L’autre est l’agriculture. Dans ce secteur, il est particulièrement visible que l’on va dans le mur, et que la course à la productivité dégrade la situation économique des producteurs, l’environnement, et la condition sanitaire des consommateurs, et nous avons les moyens financiers des subventions.
Vous intervenez régulièrement auprès de grandes entreprises. Quel est leur regard sur ce que vous proposez ?
Concernant les entreprises elles-mêmes, en tant qu’institutions, disons qu’elles sont avant tout intriguées, éventuellement intéressées, peut-être à l’affût de nouvelles sources d’innovation. Mais rien ne permet d’espérer, de leur part, et malgré toutes les déclarations d’intérêt, de nécessité de « ruptures », d’évolution de business models, une quelconque évolution significative de leurs activités actuelles. Si on ne fait pas évoluer l’univers réglementaire, fiscal, financier, dans lequel elles sont enchâssées, les choses ne bougeront qu’à la marge. Et on peut constater, avec le développement durable, qu’elles peuvent tenir des décennies en chantant leurs vertus, sans bouger le petit doigt, à part l’impression de quelques beaux rapports en papier (glacé ou recyclé).

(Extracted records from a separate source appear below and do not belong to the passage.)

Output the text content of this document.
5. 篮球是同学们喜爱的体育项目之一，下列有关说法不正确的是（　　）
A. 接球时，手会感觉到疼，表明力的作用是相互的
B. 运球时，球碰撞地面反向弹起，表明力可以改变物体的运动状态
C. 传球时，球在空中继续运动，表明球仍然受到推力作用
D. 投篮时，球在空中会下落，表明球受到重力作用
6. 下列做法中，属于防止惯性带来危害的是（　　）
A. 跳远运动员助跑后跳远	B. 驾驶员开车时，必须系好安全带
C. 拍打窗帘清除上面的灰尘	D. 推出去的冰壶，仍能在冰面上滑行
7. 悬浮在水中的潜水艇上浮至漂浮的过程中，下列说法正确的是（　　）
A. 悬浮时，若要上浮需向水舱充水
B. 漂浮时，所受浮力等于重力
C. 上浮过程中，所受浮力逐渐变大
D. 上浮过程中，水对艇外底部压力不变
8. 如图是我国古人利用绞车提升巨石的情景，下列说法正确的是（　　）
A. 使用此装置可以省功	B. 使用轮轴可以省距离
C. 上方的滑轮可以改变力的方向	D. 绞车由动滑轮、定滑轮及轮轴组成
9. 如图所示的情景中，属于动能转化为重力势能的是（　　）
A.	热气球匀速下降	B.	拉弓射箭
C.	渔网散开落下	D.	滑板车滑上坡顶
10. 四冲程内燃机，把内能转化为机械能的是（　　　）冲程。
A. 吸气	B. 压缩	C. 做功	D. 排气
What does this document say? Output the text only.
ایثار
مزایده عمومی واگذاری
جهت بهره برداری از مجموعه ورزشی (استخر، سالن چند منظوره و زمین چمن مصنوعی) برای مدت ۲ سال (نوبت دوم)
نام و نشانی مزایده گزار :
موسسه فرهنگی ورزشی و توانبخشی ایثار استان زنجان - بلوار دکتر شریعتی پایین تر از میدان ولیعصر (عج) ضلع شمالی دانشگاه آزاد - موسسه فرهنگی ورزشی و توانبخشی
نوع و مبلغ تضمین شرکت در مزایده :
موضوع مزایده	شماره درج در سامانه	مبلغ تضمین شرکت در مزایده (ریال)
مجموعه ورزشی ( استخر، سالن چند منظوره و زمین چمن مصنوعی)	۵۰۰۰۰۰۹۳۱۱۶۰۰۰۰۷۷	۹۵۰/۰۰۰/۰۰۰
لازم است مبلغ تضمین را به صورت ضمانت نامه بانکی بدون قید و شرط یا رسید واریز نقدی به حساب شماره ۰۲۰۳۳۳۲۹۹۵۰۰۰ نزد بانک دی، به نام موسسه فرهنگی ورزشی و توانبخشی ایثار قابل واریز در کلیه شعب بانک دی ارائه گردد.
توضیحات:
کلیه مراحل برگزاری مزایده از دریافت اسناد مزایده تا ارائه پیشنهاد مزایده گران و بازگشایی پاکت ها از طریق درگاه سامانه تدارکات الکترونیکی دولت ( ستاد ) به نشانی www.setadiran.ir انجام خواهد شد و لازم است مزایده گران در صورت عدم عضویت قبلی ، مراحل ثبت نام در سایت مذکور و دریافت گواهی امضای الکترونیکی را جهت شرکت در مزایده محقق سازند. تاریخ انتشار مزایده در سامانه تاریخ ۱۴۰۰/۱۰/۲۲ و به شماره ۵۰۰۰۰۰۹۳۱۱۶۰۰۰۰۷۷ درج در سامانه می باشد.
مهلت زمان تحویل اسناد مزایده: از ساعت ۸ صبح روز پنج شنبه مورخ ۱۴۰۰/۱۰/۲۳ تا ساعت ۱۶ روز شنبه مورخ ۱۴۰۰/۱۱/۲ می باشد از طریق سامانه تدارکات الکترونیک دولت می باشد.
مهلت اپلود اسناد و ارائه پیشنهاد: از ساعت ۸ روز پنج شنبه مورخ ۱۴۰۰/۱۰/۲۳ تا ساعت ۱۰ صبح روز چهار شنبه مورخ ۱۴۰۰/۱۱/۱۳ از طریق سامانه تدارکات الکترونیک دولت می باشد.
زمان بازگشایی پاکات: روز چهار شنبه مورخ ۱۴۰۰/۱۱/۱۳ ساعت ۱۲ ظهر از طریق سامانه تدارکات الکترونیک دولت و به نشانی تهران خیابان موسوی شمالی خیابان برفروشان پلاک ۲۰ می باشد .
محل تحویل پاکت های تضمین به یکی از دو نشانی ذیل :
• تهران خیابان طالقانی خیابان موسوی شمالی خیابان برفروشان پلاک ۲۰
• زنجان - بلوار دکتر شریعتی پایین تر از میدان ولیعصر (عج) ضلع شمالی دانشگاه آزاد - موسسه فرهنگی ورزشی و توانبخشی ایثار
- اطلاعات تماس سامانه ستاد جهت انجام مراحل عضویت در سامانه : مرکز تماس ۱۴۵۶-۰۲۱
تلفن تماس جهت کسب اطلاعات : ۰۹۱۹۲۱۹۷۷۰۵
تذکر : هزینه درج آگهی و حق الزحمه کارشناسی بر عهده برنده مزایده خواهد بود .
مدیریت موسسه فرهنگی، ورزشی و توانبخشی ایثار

Concernant les personnes qui travaillent dans ces entreprises, il ne se passe pas une semaine sans que je constate combien les gens, jusqu’au plus haut niveau hiérarchique, sont conscients du problème, peinés dans leur rôle de citoyen et/ou de parent, voire de dirigeant, mais se déclarent impuissants à faire – seuls – bouger les choses, tiraillés entre une grande lucidité sur le constat et une totale incapacité à agir.
Du point de vue culturel, comment renverser la suprématie du high tech et rendre désirable le low tech ?
Je ne suis pas sûr que le low tech soit jamais désirable. Il faudra peut-être plutôt parler de technologies sobres, durables, ou appropriées (2). Une partie de la réponse se trouve dans les élites médiatiques, économiques, politiques, culturelles, qui donnent le la de la consommation. Supprimez la publicité et la télévision, remplacez l’informatique à l’école par la pratique d’instruments de musique (rien de plus low tech qu’un violon : plein de savoir-faire, mais increvable et en matériaux renouvelables), faites rouler les joueurs du PSG dans des voiturettes moches et minuscules, et peut-être que le reste suivra !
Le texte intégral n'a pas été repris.